Climate change is messing with how we measure time: Study
Struggle to wrap your head around daylight savings? Spare a thought for the world's timekeepers, who are trying to work out how climate change is affecting Earth's rotation—and in turn, how we keep track of time.
In a strange twist, global warming could even help out timekeepers by delaying the need for history's first "negative leap second" by three years, a study published on Wednesday suggested.
Experts fear that introducing a negative leap second—a minute with only 59 seconds—into standard time could cause havoc on computer systems across the world.
For most of history, time was measured by the rotation of the Earth. However in 1967, the world's timekeepers embraced atomic clocks—which use the frequency of atoms as their tick-tock—ushering in a more precise era of timekeeping.
But sailors, who still relied on the sun and stars for navigation, and others wanted to retain the connection between Earth's rotation and time.
There was a problem. Our planet is an unreliable clock, and had long been rotating slightly slower than atomic time, meaning the two measurements were out of sync.

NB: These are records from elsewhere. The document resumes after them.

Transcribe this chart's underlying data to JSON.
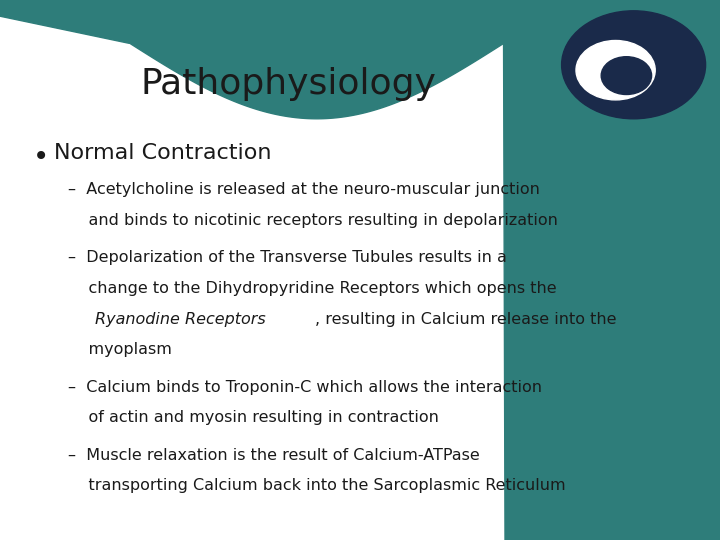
{
  "title": "Pathophysiology",
  "title_fontsize": 26,
  "title_color": "#1a1a1a",
  "background_color": "#ffffff",
  "header_teal": "#2e7d7a",
  "bullet_main": "Normal Contraction",
  "bullet_main_fontsize": 16,
  "sub_bullet_fontsize": 11.5,
  "text_color": "#1a1a1a",
  "sub_contents": [
    {
      "lines": [
        [
          {
            "text": "–  Acetylcholine is released at the neuro-muscular junction",
            "style": "normal"
          }
        ],
        [
          {
            "text": "    and binds to nicotinic receptors resulting in depolarization",
            "style": "normal"
          }
        ]
      ]
    },
    {
      "lines": [
        [
          {
            "text": "–  Depolarization of the Transverse Tubules results in a",
            "style": "normal"
          }
        ],
        [
          {
            "text": "    change to the Dihydropyridine Receptors which opens the",
            "style": "normal"
          }
        ],
        [
          {
            "text": "    ",
            "style": "normal"
          },
          {
            "text": "Ryanodine Receptors",
            "style": "italic"
          },
          {
            "text": ", resulting in Calcium release into the",
            "style": "normal"
          }
        ],
        [
          {
            "text": "    myoplasm",
            "style": "normal"
          }
        ]
      ]
    },
    {
      "lines": [
        [
          {
            "text": "–  Calcium binds to Troponin-C which allows the interaction",
            "style": "normal"
          }
        ],
        [
          {
            "text": "    of actin and myosin resulting in contraction",
            "style": "normal"
          }
        ]
      ]
    },
    {
      "lines": [
        [
          {
            "text": "–  Muscle relaxation is the result of Calcium-ATPase",
            "style": "normal"
          }
        ],
        [
          {
            "text": "    transporting Calcium back into the Sarcoplasmic Reticulum",
            "style": "normal"
          }
        ]
      ]
    }
  ]
}
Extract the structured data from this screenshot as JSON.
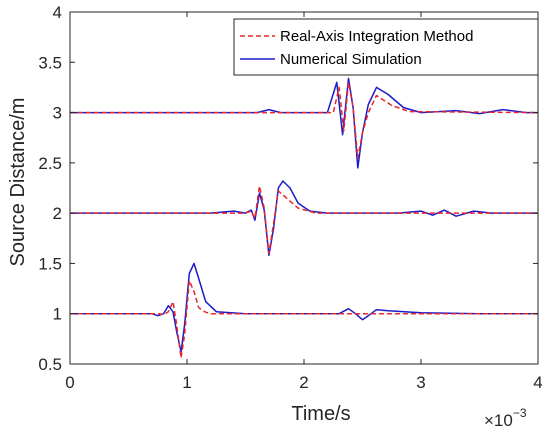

So a compromise was struck. Whenever the difference between the two measurements approached 0.9 of a second, a "leap second" was added to Coordinated Universal Time (UTC), the internationally agreed standard by which the world sets its clocks.
Though most people likely have not noticed, 27 leap seconds have been added to UTC since 1972, the last coming in 2016.
Climate change may have delayed the need for the world's timekeepers to add a "negative leap second" to standard time.